Thirty-four former senior officials and legislators have launched a second petition urging for an independent commission of inquiry to investigate political decision-making and police-protester clashes during the ongoing extradition bill saga.
The group – including ex-chief secretary Anson Chan – previously called for the withdrawal of the extradition bill on 14 June. After the bill was suspended the following day, former officials and legislators wrote again on June 23 to demand its full withdrawal and the establishment of a commission of inquiry.
“Since our last appeal on 23 June we have watched with grave concern the deteriorating situation, both in terms of governance and public order, caused by the government’s proposed amendments,” wrote the petitioners on Tuesday.
“We have seen the Hong Kong community torn apart, and watched with particular concern the estrangements between our police force and the public whom they serve, with claims of unjustified use of force or violence being resorted to by either side. This cannot continue.”
The open letter proposed possible parameters for the commission of inquiry. The commission would aim to ascertain the causes of opposition to the extradition bill.
It would also investigate whether demonstrators or others provoked clashes with the police, and whether the tactics and use of force by the police were appropriate and proportionate.
An independent judge-led commission of inquiry into allegations of police brutality has been a core demand of anti-extradition bill protests over the past month. But police unions and some pro-Beijing politicians have claimed it would unfairly target the force.
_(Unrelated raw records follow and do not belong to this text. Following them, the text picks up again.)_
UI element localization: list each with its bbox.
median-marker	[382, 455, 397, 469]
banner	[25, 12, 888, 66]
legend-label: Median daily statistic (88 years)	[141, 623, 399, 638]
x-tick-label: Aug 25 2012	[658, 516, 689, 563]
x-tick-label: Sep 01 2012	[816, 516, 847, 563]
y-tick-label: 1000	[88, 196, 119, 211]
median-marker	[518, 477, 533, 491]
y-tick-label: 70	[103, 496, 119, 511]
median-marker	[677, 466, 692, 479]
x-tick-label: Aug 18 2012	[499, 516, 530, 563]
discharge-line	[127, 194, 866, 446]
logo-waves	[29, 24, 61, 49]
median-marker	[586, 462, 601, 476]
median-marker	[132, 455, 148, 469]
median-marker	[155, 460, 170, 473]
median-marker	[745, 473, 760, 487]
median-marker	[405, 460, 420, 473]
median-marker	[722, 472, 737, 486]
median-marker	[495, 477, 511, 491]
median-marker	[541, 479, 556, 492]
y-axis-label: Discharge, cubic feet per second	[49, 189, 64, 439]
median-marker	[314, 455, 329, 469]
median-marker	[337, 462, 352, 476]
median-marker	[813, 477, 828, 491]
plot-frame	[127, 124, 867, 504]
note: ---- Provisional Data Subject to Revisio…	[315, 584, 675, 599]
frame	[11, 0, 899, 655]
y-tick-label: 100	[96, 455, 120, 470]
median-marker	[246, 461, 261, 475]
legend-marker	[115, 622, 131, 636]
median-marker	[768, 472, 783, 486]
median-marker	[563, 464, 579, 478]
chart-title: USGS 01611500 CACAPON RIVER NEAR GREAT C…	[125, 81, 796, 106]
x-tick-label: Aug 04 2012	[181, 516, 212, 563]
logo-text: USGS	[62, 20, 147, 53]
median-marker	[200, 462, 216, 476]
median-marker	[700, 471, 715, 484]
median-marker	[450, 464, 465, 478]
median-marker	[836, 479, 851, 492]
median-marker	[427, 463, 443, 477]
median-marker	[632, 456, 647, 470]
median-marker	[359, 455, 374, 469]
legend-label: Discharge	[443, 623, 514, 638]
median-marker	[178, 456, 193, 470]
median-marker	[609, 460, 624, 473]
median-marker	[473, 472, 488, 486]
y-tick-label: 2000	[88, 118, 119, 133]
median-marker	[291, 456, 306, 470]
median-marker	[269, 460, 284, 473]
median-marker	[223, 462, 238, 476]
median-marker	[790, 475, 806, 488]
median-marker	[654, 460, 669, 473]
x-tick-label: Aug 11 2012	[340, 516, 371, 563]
“Since the government is unresponsive after two million marched… we thought we would throw out the idea of the scope and duties of an independent commission of inquiry,” former chief secretary Chan told HKFP.
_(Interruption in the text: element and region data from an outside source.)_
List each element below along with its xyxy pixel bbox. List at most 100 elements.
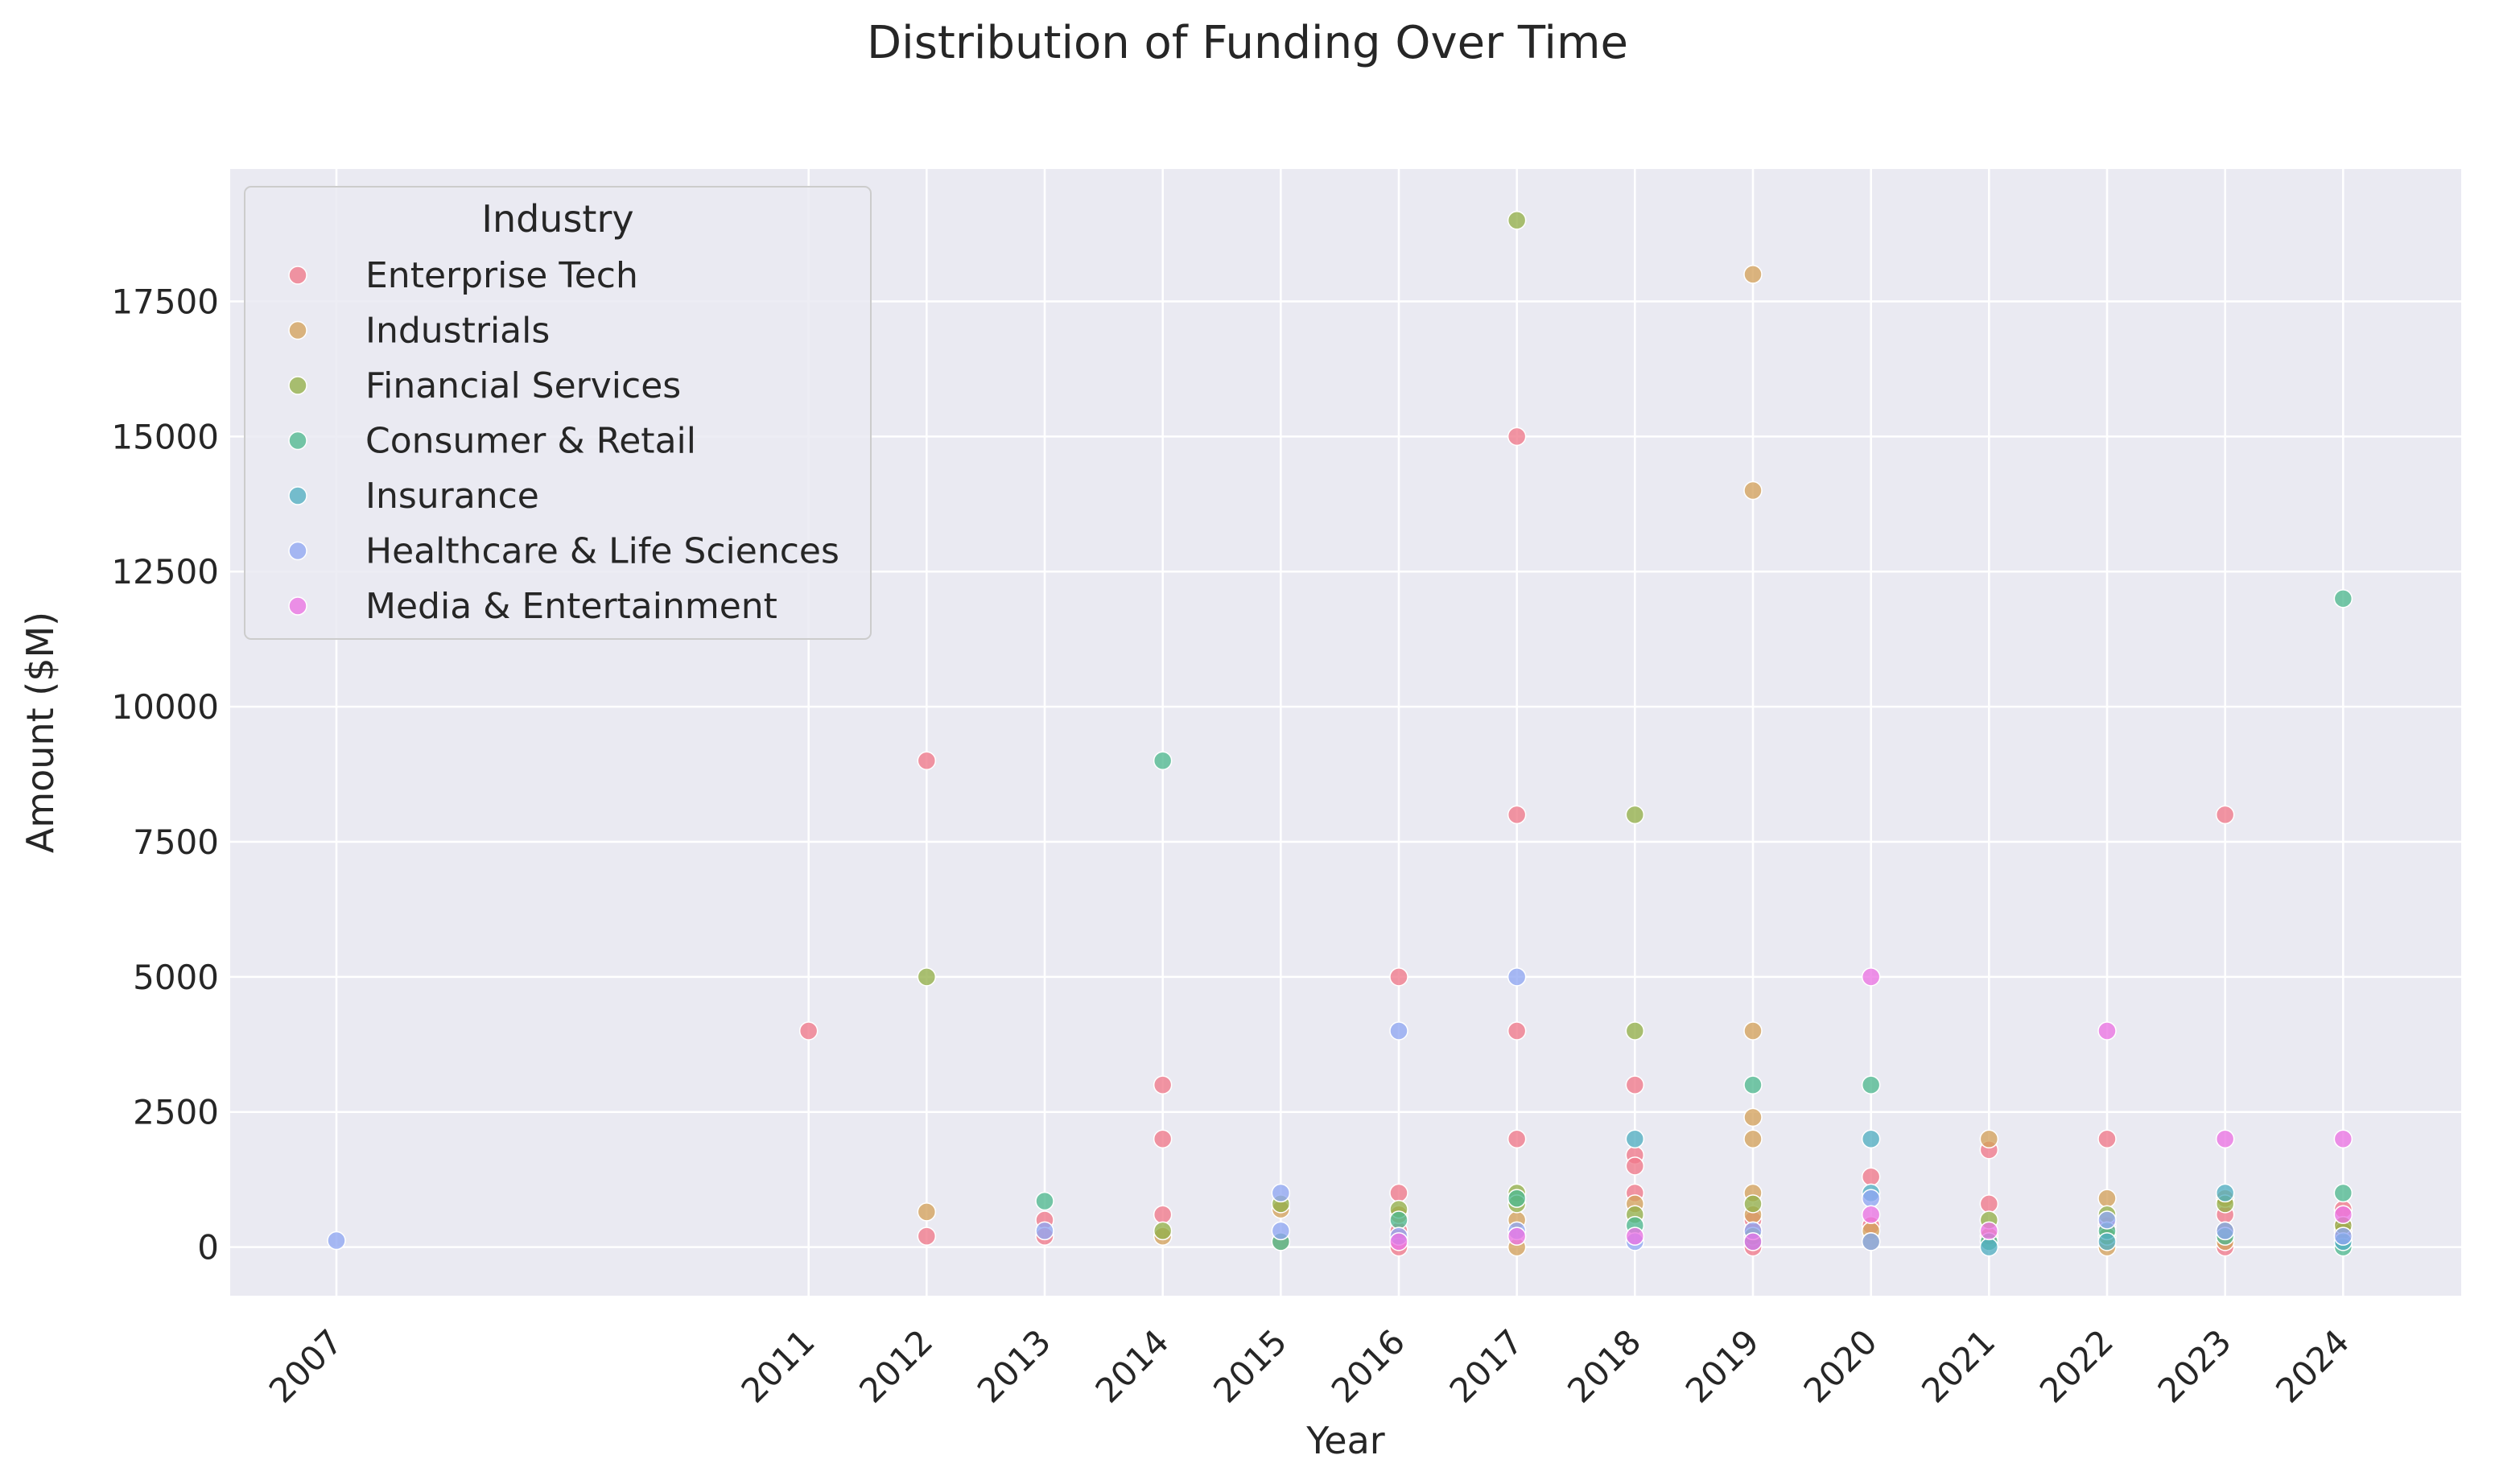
point-healthcare-life-sciences	[2215, 1221, 2235, 1241]
x-tick-label: 2015	[1206, 1321, 1294, 1410]
legend-marker	[288, 320, 307, 340]
point-enterprise-tech	[1861, 1167, 1881, 1187]
point-consumer-retail	[2333, 589, 2353, 608]
point-healthcare-life-sciences	[2097, 1210, 2117, 1230]
x-tick-label: 2020	[1796, 1321, 1885, 1410]
point-consumer-retail	[2333, 1183, 2353, 1203]
point-financial-services	[1507, 211, 1527, 230]
point-enterprise-tech	[798, 1021, 819, 1041]
legend-box	[244, 186, 872, 640]
point-financial-services	[1625, 805, 1645, 825]
x-tick-label: 2011	[734, 1321, 823, 1410]
x-tick-label: 2007	[262, 1321, 350, 1410]
y-tick-label: 12500	[111, 552, 219, 592]
legend-marker	[288, 596, 307, 616]
legend-item-insurance: Insurance	[288, 476, 539, 517]
legend-item-industrials: Industrials	[288, 311, 550, 352]
x-tick-label: 2023	[2151, 1321, 2239, 1410]
y-tick-label: 7500	[133, 822, 219, 862]
point-enterprise-tech	[1389, 1183, 1408, 1203]
point-enterprise-tech	[1153, 1129, 1173, 1149]
point-enterprise-tech	[1979, 1194, 1999, 1214]
point-healthcare-life-sciences	[1271, 1221, 1291, 1241]
legend-marker	[288, 541, 307, 561]
point-industrials	[917, 1202, 937, 1222]
point-enterprise-tech	[1389, 967, 1408, 987]
point-media-entertainment	[1979, 1221, 1999, 1241]
x-tick-label: 2013	[970, 1321, 1058, 1410]
y-tick-labels: 0 2500 5000 7500 10000 12500 15000 17500	[111, 282, 219, 1268]
point-healthcare-life-sciences	[1271, 1183, 1291, 1203]
legend-title: Industry	[481, 197, 633, 241]
point-media-entertainment	[2215, 1129, 2235, 1149]
y-tick-label: 2500	[133, 1093, 219, 1132]
point-consumer-retail	[1507, 1189, 1527, 1208]
legend-marker	[288, 486, 307, 505]
x-tick-label: 2014	[1088, 1321, 1177, 1410]
point-enterprise-tech	[1153, 1205, 1173, 1225]
x-axis-title: Year	[1305, 1419, 1384, 1462]
point-financial-services	[1625, 1021, 1645, 1041]
y-tick-label: 10000	[111, 687, 219, 727]
point-media-entertainment	[2333, 1129, 2353, 1149]
legend-label: Enterprise Tech	[365, 255, 638, 296]
point-media-entertainment	[2097, 1021, 2117, 1041]
legend-item-media-entertainment: Media & Entertainment	[288, 586, 777, 627]
legend-label: Media & Entertainment	[365, 586, 777, 627]
legend-label: Healthcare & Life Sciences	[365, 531, 839, 572]
legend-label: Insurance	[365, 476, 539, 517]
legend-item-healthcare-life-sciences: Healthcare & Life Sciences	[288, 531, 839, 572]
data-points	[327, 211, 2353, 1257]
point-consumer-retail	[1861, 1075, 1881, 1094]
point-enterprise-tech	[1625, 1075, 1645, 1094]
point-media-entertainment	[1861, 1205, 1881, 1225]
point-insurance	[1979, 1237, 1999, 1257]
point-consumer-retail	[1035, 1191, 1054, 1211]
point-enterprise-tech	[1507, 1021, 1527, 1041]
point-enterprise-tech	[917, 751, 937, 771]
point-enterprise-tech	[2215, 805, 2235, 825]
point-media-entertainment	[1625, 1226, 1645, 1246]
point-insurance	[1861, 1129, 1881, 1149]
point-consumer-retail	[1743, 1075, 1763, 1094]
point-insurance	[2097, 1232, 2117, 1251]
point-industrials	[1743, 1107, 1763, 1127]
point-industrials	[1743, 265, 1763, 284]
point-insurance	[1625, 1129, 1645, 1149]
point-media-entertainment	[1507, 1226, 1527, 1246]
x-tick-label: 2019	[1678, 1321, 1767, 1410]
legend-marker	[288, 376, 307, 395]
point-financial-services	[1743, 1194, 1763, 1214]
x-tick-label: 2024	[2268, 1321, 2357, 1410]
point-healthcare-life-sciences	[1035, 1221, 1054, 1241]
point-enterprise-tech	[1507, 1129, 1527, 1149]
legend-items: Enterprise Tech Industrials Financial Serv…	[288, 255, 839, 627]
point-enterprise-tech	[917, 1226, 937, 1246]
point-healthcare-life-sciences	[1861, 1232, 1881, 1251]
legend-label: Consumer & Retail	[365, 421, 696, 462]
point-healthcare-life-sciences	[327, 1230, 346, 1251]
x-tick-label: 2012	[852, 1321, 940, 1410]
x-tick-label: 2022	[2032, 1321, 2121, 1410]
x-tick-label: 2018	[1560, 1321, 1648, 1410]
point-industrials	[1743, 1129, 1763, 1149]
legend-marker	[288, 431, 307, 451]
point-healthcare-life-sciences	[1507, 967, 1527, 987]
y-axis-title: Amount ($M)	[19, 612, 62, 853]
point-enterprise-tech	[1507, 805, 1527, 825]
legend-label: Industrials	[365, 311, 550, 352]
point-enterprise-tech	[2097, 1129, 2117, 1149]
x-tick-label: 2016	[1324, 1321, 1412, 1410]
point-healthcare-life-sciences	[2333, 1226, 2353, 1246]
point-industrials	[1743, 480, 1763, 501]
chart-title: Distribution of Funding Over Time	[867, 17, 1628, 69]
point-industrials	[2097, 1189, 2117, 1208]
point-healthcare-life-sciences	[1389, 1021, 1408, 1041]
legend-label: Financial Services	[365, 365, 681, 406]
y-tick-label: 17500	[111, 282, 219, 322]
point-financial-services	[1153, 1221, 1173, 1241]
legend-item-financial-services: Financial Services	[288, 365, 681, 406]
x-tick-label: 2021	[1914, 1321, 2002, 1410]
point-enterprise-tech	[1625, 1156, 1645, 1176]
“I hope the police force can realise that the aim is not to target them,” she added. “In fact, it might even exonerate them.”
The Independent Police Complaints Council (IPCC) – a watchdog reviewing complaints against officers – set up a task force in early July to investigate complaints against police. But critics including former chief justice Andrew Li have cited its lack of powers to summon witnesses and gather evidence.
“The way events have unfolded – especially with Sunday’s incident in Yuen Long – I believe the public definitely does not accept handing the investigation to the IPCC, and does not have confidence in it,” said Chan.
“Of course, [establishing a commission of inquiry] now would be very late, but it may be able to alleviate the current tensions to some extent,” she added. “At least the public knows that the SAR government has agreed to setting up an independent commission.”
Since our last appeal on 23 June we have watched with grave concern the deteriorating situation, both in terms of governance and public order, caused by the Government’s proposed amendments to the Fugitive Offenders and Mutual Legal Assistance in Criminal Matters Legislative (Amendment) Bill 2019. We have seen the Hong Kong community torn apart, and watched with particular concern the estrangements between our Police Force and the public whom they serve, with claims of unjustified use of force or violence being resorted to by either side. This cannot continue.
The only mechanism in our view which would take a recognized and substantial step towards healing wounds and beginning the process of reconciliation in the community is the establishment of an independent Commission of Inquiry under Cap. 86 of the Laws of Hong Kong.
Truth and reconciliation go together; without truth established by a body with credibility in the community, reconciliation and restoration to normal life would be difficult. We therefore strongly urge the Government to take steps to establish such a Commission, and to this end we propose the terms of reference of the Commission should be drawn on the following terms. We would welcome the public to endorse these proposed terms, as well as using them as a basis for their own deliberations.
The terms of reference of the Commission of Inquiry are:
1. To ascertain the causes and circumstances leading to the wide-spread public opposition to the introduction of the Fugitive Offenders and Mutual Legal Assistance in Criminal Matters Legislation (Amendment) Bill 2019, including but not limited to inquiring into the appropriateness (or otherwise) of the Government’s handling of the Bill from its publication to the announcement of its decision on 15th June, 2019 to suspend the Bill but not withdraw the same.
2. To ascertain the facts, and circumstances leading to and surrounding the clashes between the Police and the demonstrators (or other members of the public) during and/or shortly after the public processions and demonstrations on the following occasions: that is, on 9th June 2019, 12th June 2019, 16th June 2019, 21st June, 2019, 26th June 2019, 1st July 2019, 14th July 2019 and 21st July 2019 or such other occasion(s) as the Commission sees fit, including but not limited to the following:
(a) To inquire if there were instances of the demonstrators (or other members of the public) using excessive force or deploying deliberate tactics to provoke a clash with the Police;
(b) To consider and evaluate the appropriateness of the tactics employed and actions undertaken by the Police in handling the clashes, including whether the force applied was proportionate and in keeping with the object of preventing violence and injuries, and/or restoring order in the community.
3. In the light of its findings on (1) and (2) above, to make recommendations on measures conducive to reconciliation in society.
23 July 2019
Former officials who newly joined the group of petitioners for Tuesday’s open letter include former secretaries for civil service Joseph Wong and Denise Yue.